Harshit Sikchi^θ^* , Siddhant Agarwal^θ^*, Pranaya Jajoo^†^*, Samyak Parajuli^θ^*, Caleb Chuck^θ^*, Max Rudolph^θ^*,
Peter Stone^{θ ν}⁺, Amy Zhang^{θ φ}⁺, Scott Niekum^ψ⁺

^θ UT Austin, ^† University of Alberta, ^ψ UMass Amherst,
^ν Sony AI, ^φ Meta AI
^* Equal Contribution, ⁺ Equal Advising

Note: The blogs serves to promote informal understanding of the ideas in our work. For a more formal read, check out our paper.

Figure 1: Overview of the RLZero approach

Reinforcement Learning lacks an interpretable window to the agent. Specifying a task to the agent requires desiging a reward function, which experienced researchers struggle to do. We propose RLZero as a way to design a small language promptable generalist RL agent. RLZero provides two advances over prior methods:
a) Zero-shot: During text time, there is no further training or environment interactions required to generate a policy given a task description
b) Unsupervised: We do not use any task labels to map language to skills and our approach remains completely unsupervised.

How it works?

Step 1 : Imagine

Given a task description in natural language, RLZero uses a video model to generate imagination of the task.

Figure 2: Generated video clip for Walker environment using the prompt 'do lunges'

In this stage, the agent can be prompted with a real video (cross-embodiment) rather than one generated by a video model.

Figure 3: RLZero can use a video scraped from YouTube or AI generated at this stage.

Step 2: Project

The imagination might differ in the domain or the dynamics when compared to the agent. Each frame of the imagined video is projected with a real observation that the agent encountered in its past environmental interactions.

Figure 4: SigLIP is used to do image retrieval, finding the closest frame in the prior interaction dataset.

Step 3: Zero-shot Imitation with Behavior Foundation Models (BFM)

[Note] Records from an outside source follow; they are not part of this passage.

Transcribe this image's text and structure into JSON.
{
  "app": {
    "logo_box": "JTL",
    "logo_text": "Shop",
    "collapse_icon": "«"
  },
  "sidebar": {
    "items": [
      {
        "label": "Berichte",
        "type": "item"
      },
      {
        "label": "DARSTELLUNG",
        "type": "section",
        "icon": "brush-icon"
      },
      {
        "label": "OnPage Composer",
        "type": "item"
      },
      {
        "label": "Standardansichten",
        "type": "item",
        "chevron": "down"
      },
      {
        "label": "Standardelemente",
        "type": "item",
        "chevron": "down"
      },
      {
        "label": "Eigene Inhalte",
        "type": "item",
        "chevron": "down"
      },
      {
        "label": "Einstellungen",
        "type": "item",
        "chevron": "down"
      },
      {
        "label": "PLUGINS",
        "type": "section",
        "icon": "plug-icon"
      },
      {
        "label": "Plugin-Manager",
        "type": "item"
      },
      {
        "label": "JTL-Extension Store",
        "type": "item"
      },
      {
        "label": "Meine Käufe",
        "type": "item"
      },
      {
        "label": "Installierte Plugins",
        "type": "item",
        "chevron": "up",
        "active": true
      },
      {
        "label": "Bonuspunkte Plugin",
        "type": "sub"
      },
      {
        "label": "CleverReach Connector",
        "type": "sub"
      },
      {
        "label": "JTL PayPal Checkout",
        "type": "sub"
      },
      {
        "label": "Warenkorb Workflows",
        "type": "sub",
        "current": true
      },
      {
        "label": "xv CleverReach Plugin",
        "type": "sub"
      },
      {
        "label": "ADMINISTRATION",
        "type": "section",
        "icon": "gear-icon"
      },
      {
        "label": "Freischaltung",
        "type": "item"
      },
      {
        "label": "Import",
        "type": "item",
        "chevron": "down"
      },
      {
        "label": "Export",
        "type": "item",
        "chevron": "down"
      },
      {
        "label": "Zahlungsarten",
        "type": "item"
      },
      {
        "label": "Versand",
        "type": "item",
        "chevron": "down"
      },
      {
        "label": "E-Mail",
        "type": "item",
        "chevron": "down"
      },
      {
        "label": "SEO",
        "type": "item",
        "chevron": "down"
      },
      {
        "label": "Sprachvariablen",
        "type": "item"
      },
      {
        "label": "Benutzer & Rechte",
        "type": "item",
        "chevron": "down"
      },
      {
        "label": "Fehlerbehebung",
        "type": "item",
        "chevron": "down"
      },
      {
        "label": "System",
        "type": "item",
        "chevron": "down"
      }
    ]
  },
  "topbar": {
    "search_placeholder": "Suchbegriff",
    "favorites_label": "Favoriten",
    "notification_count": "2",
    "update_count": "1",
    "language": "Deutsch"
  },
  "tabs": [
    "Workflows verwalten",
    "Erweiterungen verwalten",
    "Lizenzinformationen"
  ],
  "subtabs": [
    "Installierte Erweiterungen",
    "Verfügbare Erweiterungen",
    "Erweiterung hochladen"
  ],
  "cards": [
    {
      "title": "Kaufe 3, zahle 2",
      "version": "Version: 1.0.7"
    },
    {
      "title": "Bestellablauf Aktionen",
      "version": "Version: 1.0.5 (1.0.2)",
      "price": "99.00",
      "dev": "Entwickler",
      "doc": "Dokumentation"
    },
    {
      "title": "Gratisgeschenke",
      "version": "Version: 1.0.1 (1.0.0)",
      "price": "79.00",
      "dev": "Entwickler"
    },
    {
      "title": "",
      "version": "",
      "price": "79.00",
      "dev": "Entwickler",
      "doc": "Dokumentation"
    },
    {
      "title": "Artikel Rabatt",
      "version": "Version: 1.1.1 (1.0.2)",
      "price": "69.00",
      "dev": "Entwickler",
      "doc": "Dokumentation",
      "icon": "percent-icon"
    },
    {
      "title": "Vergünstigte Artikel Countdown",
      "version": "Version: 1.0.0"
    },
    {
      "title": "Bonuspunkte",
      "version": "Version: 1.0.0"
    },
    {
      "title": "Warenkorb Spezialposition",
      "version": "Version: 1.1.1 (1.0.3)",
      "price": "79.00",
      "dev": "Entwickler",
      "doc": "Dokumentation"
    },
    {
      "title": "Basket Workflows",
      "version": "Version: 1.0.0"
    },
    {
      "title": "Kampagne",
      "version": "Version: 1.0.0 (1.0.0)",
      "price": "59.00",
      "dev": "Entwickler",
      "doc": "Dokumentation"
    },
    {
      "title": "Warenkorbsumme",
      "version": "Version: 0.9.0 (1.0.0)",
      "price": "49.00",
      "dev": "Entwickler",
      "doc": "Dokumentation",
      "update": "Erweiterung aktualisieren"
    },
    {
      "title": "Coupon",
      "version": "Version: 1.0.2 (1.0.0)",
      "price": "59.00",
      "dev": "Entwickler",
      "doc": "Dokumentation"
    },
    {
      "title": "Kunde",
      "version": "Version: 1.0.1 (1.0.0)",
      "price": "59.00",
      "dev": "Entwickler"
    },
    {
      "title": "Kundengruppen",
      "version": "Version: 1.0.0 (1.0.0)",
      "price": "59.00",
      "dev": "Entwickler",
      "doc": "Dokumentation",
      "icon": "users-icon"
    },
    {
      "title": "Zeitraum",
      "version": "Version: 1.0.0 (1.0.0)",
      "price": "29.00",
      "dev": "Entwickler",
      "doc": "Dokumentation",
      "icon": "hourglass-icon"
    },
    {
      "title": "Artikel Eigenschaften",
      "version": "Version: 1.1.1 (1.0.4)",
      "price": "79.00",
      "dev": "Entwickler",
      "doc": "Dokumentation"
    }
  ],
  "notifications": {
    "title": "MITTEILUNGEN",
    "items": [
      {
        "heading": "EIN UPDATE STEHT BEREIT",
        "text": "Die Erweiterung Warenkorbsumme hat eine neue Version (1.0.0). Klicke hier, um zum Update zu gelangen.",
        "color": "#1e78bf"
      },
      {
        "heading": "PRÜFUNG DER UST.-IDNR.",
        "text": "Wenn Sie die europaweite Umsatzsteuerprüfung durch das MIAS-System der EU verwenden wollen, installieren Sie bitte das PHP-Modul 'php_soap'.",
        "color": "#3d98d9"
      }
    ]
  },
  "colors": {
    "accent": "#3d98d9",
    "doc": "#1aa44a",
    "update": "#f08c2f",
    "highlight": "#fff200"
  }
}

Figure 4: Skills learned as points on a hypersphere of a BFM

RLZero uses agent's past interaction data to learn a wealth of skills. This becomes possible now with advances in Zero-shot Reinforcement Learning [ 1, 2, 3 ]. This model is referred to as a Behavior Foundation Model (BFM). Using the real observations of the agent, we can compute the policy that solves the observation-only imitation problem in closed form using BFMs.